Q. In your book you have advice about scouts, auctions, sleepers, employees, book fairs, and even on blackmail. What advice would you give to the reader who’s holding your book now?
A. I would advise any reader to take note of all the pleasure one can derive from collecting books, or just owning a library. But I would also advise them not ever consider becoming a dealer. My jokes about the small income a bookseller can look forward to are not really jokes. Many of our clients envy us all the pleasure we get from being booksellers but if they knew what we earned they wouldn’t envy that. I must also add that blackmail is great fun.
Q. The title of your memoir refers to a white morocco volume that you helped to gild before it was presented to Pope John XXIII. Did you ever see that book again? Would you buy it if you could?
A. I sewed it and covered it too. I presume that book now resides in the Vatican Library. If the current Pope ever finds himself a bit short of cash I’d love to buy it back.
Q. What was the most difficult part of this memoir to write?
A. I sometimes felt – and so did my editor – that I should be nicer, more gentle, with a few of my colleagues, but since I probably won’t be writing another I felt I needed to tell the truth as I saw it, for the record.
Q. Your publisher says you’ve requested a few unbound text blocks of your memoir. Is it possible The Pope’s Bookbinder is going to strike again? Will there be one more David Mason binding in the world?
A. The Pope’s Bookbinder is retired, I’m afraid. I will commission one or two binders to create bindings for my book since I have a modest collection of design bindings. I never thought of returning to binding myself. I’d actually love to bind a copy myself but binding is a skill that needs incessant practice and I would certainly ruin it if I tried now.
Q. If you could hand-deliver The Pope’s Bookbinder to one person anywhere in the world, who would it be and why?
A. The person I’d love to deliver a copy of my book to is unfortunately no longer in this world. And that would be my father, the banker, who was certain I would never amount to anything and would end up in the poorhouse. Which I may very well do. But I’d love to be able to hand him a copy so I could say, “See. If I’d listened to you I’d still be selling insurance.”
Q. What book are you sitting on right now that you’d most like to sell?
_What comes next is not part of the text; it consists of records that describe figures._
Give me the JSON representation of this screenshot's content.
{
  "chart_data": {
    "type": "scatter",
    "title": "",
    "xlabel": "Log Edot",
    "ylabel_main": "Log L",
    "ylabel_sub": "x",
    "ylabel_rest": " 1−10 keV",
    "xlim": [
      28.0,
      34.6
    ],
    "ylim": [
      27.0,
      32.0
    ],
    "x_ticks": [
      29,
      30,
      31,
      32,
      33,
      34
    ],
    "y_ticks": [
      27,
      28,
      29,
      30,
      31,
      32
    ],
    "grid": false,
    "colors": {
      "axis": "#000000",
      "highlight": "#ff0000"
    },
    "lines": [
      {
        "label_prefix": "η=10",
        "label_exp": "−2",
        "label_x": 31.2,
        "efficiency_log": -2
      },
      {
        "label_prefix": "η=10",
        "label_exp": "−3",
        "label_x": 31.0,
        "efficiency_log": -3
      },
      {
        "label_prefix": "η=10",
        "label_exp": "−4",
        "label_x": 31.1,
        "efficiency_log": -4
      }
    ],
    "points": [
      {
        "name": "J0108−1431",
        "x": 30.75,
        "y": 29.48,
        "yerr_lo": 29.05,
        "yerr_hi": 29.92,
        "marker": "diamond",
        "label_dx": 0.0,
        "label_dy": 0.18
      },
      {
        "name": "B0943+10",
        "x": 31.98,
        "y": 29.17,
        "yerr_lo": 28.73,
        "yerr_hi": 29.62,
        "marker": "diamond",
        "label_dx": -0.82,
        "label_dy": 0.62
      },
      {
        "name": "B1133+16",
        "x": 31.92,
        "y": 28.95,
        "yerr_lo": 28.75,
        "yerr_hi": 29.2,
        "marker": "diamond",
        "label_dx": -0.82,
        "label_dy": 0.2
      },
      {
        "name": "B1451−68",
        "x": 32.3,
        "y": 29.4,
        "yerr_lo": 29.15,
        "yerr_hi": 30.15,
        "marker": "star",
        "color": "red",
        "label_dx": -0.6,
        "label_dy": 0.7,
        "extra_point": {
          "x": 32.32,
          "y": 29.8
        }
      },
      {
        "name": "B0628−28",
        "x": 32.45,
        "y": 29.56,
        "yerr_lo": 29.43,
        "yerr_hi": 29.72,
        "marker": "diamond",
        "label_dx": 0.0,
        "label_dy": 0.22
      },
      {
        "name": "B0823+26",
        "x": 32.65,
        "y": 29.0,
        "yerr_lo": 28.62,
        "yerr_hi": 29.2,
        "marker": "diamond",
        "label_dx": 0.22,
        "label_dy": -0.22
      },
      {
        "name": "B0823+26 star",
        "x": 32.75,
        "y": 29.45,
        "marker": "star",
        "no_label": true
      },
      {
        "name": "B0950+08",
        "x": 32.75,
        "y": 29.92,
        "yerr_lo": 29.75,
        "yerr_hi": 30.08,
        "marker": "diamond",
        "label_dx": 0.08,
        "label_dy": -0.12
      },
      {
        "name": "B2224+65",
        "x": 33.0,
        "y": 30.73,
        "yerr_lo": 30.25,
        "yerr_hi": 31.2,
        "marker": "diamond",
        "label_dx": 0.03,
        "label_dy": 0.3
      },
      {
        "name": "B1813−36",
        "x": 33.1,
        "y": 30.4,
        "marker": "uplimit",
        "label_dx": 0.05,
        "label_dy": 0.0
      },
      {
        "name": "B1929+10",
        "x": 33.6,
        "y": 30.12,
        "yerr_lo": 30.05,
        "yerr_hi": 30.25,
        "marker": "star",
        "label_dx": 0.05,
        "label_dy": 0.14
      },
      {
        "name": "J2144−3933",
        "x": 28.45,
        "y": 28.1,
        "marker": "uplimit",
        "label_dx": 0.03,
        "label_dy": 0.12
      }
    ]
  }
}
A. A bookseller never cares about selling his good books. What I’d really like to sell is about 25,000 of my general books. All I ever wanted to do was buy good books, which I’ve done for forty-five years. Now I have way too many and not enough space to put them in.
I am, in fact, trying right now to sell a few collections I’ve formed over the last thirty or thirty-five years, in particular my huge collection of publisher’s bindings which, I believe, to be the best in the world. But, I collected so passionately that sometimes I fear I’ve priced myself right out of the market.
Q. What do you consider your worst mistake of your career? What do you most regret?
A. Not buying a building. I always bought books instead of a building and now after forty-five years I’m still at the mercy of landlords and the marketplace. And I’ve got too many books.
Q. What’s next for David Mason?
A. Myself and my publisher are to begin editing a book of essays on bookselling and collecting. Aside from that I’m just going to continue to buy books. And continue to read books.